Amazon.com Inc. sold more than 175 million products across the globe during its 48-hour Prime Day sales event a few weeks ago — more than Black Friday and Cyber Monday combined. More than 10 million items qualified for next-day delivery. Making that happen depends on robots.

"Speed is the name of the game right now," said Aaron Meyers, senior operations manager at Amazon's four-story fulfillment center in Shakopee, during a recent tour. "The technology allows us to be a lot more safe and efficient, and to get product to our customers much faster."

To meet consumers' growing appetite for e-commerce and fast delivery Amazon is increasingly relying on robotics and advanced technologies such as artificial intelligence, machine learning and computer vision.

The warehouse and shipping center, which opened almost exactly three years ago in the southwestern Twin Cities suburb, is one of at least 25 robotic fulfillment centers in the U.S. and more than 50 worldwide. It is central to executing Amazon's same-day shipping strategy in Minnesota and the region.

Robots unload merchandise from trailers, move inventory around warehouses and sort packages to the proper ZIP codes. Worldwide, Amazon has installed more than 200,000 robots, officials said last month at a trade show in Las Vegas.

The aim, said Amazon spokeswoman Brenda Alfred, is to "make mundane, tedious and arduous tasks easier and more efficient, allowing our skilled associates to reallocate their abilities to more sophisticated tasks where the can add the most value."

At the Shakopee facility, robots that look like bright orange mini race cars muscle around tens of thousands of tall shelving units that are lined up as far as the eye can see.

Amazon engineers named the robots Hercules — or H Drive — because they can lift pods holding about 1,250 pounds worth of merchandise.

The robots can scoot across 5 feet of warehouse space in a second, swiftly delivering a pod to a worker who picks out the item and starts the process of getting it out the door not long after the customer clicked the "buy" button.

Now in its second generation, there are 100,000 of these nearly 8-inch high robots working at Amazon fulfillment centers worldwide.

The sleeker design makes the robots easier to build and maintain. But it also allows the company to squeeze more pods of inventory.

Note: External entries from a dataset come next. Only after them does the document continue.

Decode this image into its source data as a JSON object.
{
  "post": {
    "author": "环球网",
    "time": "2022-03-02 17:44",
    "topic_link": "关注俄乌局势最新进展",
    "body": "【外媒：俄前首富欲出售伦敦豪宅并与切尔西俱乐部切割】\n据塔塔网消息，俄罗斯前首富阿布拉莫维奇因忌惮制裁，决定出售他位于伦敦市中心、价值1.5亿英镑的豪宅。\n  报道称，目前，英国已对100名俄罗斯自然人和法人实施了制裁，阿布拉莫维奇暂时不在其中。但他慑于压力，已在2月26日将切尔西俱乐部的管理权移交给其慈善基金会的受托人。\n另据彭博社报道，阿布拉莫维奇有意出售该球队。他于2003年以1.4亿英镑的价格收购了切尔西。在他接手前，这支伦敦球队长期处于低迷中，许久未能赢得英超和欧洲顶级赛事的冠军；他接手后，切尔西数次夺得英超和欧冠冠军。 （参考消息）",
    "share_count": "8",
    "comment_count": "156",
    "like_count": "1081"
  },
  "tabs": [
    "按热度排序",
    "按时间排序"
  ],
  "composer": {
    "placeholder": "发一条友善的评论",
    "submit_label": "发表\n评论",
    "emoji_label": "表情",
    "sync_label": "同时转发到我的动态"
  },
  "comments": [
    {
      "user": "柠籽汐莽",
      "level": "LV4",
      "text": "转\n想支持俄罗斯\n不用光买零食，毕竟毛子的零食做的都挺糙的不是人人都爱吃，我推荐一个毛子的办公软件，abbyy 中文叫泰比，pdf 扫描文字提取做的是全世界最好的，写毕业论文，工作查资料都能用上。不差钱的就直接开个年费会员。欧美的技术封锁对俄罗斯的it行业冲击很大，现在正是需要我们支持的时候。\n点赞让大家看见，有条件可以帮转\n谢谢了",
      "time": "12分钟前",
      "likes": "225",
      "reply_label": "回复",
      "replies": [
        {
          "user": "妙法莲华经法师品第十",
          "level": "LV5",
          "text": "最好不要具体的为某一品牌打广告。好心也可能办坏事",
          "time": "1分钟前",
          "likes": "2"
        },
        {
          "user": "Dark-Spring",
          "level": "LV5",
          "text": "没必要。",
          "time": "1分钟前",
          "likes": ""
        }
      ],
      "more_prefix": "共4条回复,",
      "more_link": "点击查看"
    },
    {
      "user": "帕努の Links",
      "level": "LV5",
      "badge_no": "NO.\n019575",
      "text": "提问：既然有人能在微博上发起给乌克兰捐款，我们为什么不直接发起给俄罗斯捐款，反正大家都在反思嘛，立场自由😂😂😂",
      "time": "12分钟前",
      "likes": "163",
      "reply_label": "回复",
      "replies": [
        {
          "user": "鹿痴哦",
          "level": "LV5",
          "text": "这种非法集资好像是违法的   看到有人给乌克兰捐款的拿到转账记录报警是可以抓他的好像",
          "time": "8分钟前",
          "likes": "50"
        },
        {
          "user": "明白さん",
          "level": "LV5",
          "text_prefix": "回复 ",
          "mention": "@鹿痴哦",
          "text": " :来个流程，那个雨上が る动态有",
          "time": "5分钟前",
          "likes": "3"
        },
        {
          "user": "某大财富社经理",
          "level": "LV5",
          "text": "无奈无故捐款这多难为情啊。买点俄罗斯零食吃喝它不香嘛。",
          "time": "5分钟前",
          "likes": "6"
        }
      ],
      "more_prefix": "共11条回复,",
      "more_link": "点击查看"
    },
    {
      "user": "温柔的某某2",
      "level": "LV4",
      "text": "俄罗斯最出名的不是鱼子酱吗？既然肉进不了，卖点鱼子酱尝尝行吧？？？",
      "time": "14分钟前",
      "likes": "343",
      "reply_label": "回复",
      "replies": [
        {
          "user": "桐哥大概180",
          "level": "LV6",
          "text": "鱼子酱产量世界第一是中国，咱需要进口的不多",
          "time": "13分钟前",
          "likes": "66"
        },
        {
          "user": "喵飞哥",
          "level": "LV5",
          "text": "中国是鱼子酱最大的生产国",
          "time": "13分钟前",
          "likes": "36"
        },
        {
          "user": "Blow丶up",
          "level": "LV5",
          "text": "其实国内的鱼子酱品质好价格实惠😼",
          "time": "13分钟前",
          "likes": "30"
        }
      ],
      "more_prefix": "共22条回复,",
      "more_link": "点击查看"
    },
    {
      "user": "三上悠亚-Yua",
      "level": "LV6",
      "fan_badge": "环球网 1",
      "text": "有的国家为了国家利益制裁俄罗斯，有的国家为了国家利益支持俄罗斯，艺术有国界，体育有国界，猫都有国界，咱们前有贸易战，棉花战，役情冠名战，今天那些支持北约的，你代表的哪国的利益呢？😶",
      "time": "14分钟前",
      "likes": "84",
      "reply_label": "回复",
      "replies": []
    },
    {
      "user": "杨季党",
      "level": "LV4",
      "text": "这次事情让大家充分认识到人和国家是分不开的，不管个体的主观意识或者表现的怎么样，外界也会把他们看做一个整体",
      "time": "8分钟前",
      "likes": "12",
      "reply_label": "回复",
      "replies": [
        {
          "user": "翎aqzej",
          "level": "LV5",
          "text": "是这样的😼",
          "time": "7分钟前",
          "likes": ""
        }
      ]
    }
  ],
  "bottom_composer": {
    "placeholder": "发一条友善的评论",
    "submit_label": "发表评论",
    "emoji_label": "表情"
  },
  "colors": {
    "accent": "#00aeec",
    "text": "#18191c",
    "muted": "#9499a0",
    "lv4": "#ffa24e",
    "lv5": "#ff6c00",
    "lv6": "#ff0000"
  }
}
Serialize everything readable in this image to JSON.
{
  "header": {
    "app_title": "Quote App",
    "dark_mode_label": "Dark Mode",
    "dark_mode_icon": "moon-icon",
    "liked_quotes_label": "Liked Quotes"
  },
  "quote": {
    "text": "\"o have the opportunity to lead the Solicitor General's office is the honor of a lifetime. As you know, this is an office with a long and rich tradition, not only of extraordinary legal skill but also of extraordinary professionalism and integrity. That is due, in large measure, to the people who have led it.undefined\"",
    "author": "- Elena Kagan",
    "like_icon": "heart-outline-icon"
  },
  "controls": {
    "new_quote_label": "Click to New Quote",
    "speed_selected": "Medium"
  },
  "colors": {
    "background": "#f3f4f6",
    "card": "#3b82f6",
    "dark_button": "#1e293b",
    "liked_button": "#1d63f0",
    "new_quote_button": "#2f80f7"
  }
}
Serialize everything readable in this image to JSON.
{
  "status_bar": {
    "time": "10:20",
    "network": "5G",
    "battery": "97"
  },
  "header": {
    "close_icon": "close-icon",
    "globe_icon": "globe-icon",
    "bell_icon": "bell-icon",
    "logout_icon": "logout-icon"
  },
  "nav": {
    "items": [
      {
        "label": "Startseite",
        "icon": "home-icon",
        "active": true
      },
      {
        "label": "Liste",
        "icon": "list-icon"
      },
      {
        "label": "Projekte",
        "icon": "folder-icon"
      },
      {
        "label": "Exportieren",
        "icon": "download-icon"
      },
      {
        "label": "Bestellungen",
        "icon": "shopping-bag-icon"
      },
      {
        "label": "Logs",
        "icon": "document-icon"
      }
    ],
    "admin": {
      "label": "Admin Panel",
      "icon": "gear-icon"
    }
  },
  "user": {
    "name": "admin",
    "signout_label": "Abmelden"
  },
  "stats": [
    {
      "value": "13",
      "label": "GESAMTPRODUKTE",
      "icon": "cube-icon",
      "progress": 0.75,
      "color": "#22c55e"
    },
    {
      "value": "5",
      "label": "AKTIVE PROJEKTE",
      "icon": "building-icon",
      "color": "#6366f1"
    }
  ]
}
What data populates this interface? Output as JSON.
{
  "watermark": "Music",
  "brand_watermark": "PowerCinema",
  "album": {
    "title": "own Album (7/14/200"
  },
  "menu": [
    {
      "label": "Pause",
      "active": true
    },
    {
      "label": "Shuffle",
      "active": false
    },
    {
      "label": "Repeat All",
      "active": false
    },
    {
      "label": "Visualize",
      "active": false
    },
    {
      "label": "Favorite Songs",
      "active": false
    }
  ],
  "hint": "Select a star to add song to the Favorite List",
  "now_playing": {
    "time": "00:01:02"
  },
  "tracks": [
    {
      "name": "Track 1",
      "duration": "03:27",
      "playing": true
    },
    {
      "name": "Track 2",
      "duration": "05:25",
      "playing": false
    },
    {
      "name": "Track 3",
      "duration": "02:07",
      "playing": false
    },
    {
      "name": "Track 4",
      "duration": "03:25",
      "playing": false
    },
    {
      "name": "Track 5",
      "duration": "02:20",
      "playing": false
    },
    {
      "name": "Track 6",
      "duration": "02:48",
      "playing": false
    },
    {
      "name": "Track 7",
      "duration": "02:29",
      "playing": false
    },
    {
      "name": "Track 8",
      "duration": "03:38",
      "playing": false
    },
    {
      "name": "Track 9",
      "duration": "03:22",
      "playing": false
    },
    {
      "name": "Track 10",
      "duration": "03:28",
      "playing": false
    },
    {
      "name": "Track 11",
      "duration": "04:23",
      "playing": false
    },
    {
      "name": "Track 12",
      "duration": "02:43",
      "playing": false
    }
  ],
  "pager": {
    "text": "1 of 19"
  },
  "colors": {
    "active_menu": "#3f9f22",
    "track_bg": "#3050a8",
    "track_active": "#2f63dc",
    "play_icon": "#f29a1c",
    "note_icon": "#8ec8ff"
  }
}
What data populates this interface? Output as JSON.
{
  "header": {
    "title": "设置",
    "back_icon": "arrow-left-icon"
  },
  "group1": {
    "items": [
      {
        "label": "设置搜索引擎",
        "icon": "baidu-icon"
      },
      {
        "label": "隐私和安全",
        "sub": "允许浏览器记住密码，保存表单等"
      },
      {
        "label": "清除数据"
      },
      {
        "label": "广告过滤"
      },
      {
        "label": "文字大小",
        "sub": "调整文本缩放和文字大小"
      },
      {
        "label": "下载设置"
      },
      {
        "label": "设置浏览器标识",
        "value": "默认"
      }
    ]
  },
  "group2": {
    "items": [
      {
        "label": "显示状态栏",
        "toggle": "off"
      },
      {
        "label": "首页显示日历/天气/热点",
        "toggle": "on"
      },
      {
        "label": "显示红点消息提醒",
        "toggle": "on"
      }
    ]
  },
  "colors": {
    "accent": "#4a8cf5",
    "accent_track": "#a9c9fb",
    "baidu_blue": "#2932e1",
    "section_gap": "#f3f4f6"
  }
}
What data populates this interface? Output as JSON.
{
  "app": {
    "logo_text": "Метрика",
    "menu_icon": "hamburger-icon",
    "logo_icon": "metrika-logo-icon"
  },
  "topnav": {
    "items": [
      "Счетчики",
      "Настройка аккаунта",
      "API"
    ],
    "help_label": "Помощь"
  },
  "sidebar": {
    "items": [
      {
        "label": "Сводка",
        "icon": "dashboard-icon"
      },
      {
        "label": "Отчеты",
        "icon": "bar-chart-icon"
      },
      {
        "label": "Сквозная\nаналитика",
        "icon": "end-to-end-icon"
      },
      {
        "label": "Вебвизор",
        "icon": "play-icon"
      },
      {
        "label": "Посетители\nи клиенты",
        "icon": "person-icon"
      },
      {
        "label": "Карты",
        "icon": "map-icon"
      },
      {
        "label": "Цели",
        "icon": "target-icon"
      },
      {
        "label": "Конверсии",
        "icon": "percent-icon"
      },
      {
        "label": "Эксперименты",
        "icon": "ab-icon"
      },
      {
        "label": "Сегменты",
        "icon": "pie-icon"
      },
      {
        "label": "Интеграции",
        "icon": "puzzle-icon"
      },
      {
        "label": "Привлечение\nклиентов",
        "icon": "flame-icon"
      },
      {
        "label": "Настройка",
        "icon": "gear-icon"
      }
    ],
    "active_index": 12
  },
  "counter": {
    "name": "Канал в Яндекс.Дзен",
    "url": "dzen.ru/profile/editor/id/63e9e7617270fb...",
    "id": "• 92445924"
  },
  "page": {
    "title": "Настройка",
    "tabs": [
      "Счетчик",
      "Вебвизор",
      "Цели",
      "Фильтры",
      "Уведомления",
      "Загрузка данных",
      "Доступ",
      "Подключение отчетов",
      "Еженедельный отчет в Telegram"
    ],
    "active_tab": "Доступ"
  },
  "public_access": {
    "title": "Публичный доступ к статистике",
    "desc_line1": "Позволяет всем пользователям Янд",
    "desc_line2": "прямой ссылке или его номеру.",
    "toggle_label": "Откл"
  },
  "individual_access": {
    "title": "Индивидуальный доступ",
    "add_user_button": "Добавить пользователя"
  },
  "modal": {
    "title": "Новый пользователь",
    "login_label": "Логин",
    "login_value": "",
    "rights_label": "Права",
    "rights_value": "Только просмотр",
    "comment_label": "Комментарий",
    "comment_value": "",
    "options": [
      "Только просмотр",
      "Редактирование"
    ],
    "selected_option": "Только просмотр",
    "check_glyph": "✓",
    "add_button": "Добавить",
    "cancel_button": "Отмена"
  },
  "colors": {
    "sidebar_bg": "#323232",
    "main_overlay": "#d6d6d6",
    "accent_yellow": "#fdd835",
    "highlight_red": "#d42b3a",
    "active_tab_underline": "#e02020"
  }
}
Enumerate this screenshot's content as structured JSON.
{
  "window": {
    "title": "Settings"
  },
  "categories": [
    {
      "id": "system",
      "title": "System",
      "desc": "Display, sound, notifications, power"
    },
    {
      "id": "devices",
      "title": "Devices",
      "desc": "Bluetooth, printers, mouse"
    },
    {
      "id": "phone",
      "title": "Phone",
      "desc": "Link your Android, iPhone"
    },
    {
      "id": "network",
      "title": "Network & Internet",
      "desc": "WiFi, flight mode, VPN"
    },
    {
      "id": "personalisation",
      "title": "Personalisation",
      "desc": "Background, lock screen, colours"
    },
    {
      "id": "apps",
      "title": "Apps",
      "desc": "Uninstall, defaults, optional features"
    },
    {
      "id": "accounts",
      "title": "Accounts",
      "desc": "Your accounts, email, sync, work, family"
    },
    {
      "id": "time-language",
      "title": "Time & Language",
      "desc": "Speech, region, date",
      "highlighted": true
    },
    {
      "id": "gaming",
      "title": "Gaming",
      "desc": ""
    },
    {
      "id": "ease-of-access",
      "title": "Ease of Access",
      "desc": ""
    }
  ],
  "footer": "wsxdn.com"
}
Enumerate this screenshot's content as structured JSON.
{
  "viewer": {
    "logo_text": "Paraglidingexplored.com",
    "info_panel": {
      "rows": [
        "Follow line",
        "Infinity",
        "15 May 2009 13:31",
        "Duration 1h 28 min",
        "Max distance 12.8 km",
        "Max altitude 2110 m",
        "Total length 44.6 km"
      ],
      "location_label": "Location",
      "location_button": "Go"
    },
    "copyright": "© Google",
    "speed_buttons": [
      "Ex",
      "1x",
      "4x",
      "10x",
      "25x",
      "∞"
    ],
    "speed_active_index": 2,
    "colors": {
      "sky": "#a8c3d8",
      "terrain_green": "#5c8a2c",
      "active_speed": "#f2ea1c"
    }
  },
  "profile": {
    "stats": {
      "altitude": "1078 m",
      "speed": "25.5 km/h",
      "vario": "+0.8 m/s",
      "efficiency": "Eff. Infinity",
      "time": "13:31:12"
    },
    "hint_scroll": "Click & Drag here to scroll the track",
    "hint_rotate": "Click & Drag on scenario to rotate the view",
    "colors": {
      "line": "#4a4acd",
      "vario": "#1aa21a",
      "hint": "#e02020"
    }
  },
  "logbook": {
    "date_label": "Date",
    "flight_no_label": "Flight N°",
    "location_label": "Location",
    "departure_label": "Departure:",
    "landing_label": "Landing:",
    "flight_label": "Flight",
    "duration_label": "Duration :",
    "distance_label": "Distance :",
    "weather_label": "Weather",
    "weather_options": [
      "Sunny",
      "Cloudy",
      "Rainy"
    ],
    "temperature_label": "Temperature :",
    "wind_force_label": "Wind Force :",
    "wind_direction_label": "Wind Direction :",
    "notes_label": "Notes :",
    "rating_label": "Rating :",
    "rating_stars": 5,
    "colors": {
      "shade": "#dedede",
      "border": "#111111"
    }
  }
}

Amazon estimates that the robotics system has enabled it to store up to 40% more inventory than at a traditional warehouse while lessening strain on workers' bodies, who can walk 10 to 15 miles a day plucking merchandise off shelves.

The robots navigate using a grid of bar codes. But occasionally merchandise drops out of the pods, or the robots stall or need to be rebooted.

New safety vests worn by what Amazon calls the "amnesty team" use artificial intelligence and sensors to allow the workers and robots to work together.

Workers put on the safety vest when they need to step onto the robotics floor, which both slows down the robots and then reroutes them.

The process barely skips a beat. More than 1,000 of the vests are being used.

"The vest technology puts a giant bubble around them," Meyer said. "It slows the pods down to a crawl because it knows exactly where the associate is on the floor."

Yet even as Amazon adds more automation, the unrelenting push to pick, pack and ship more items at a faster pace has been a flash point issue for the retailer's employees.

Muslim workers in Minnesota have made national headlines over their protests. Presidential candidate Sen. Bernie Sanders is seeking an investigation from the Occupational Safety and Health Administration (OSHA).

The tension between the need for human labor and automation of tasks remains ever-present in the digital age in all types of industries.

A 2017 report by McKinsey Global Institute estimated that automation could displace up to 800 million people globally by 2030, though automation and technology also create jobs.

Fear among workers is palpable. A survey by the Pew Research Center found that roughly half (48%) of respondents said the advances have mostly hurt American workers; only 22% said they have generally helped.

A fully automated shipping warehouse is at least a decade away, Amazon officials have said, but the company already is planning for a time when it will need fewer people to run its warehouses.

Earlier this month, Amazon announced that it would set aside $700 million between now and 2025 to "upskill" or retrain up to a third of its U.S. workforce — as many as 100,000 workers.

Amazon's Alfred said that, historically, the acceleration and growth of robotics and automation have led to more jobs across several industries.

With increased productivity often comes increased consumer demand, she said, and the ability to reinvest in new services for customers.

"In the long term," Alfred said, "this means continued job growth and a new sector emerging of warehouse environments in which employees work in technologically rich environments."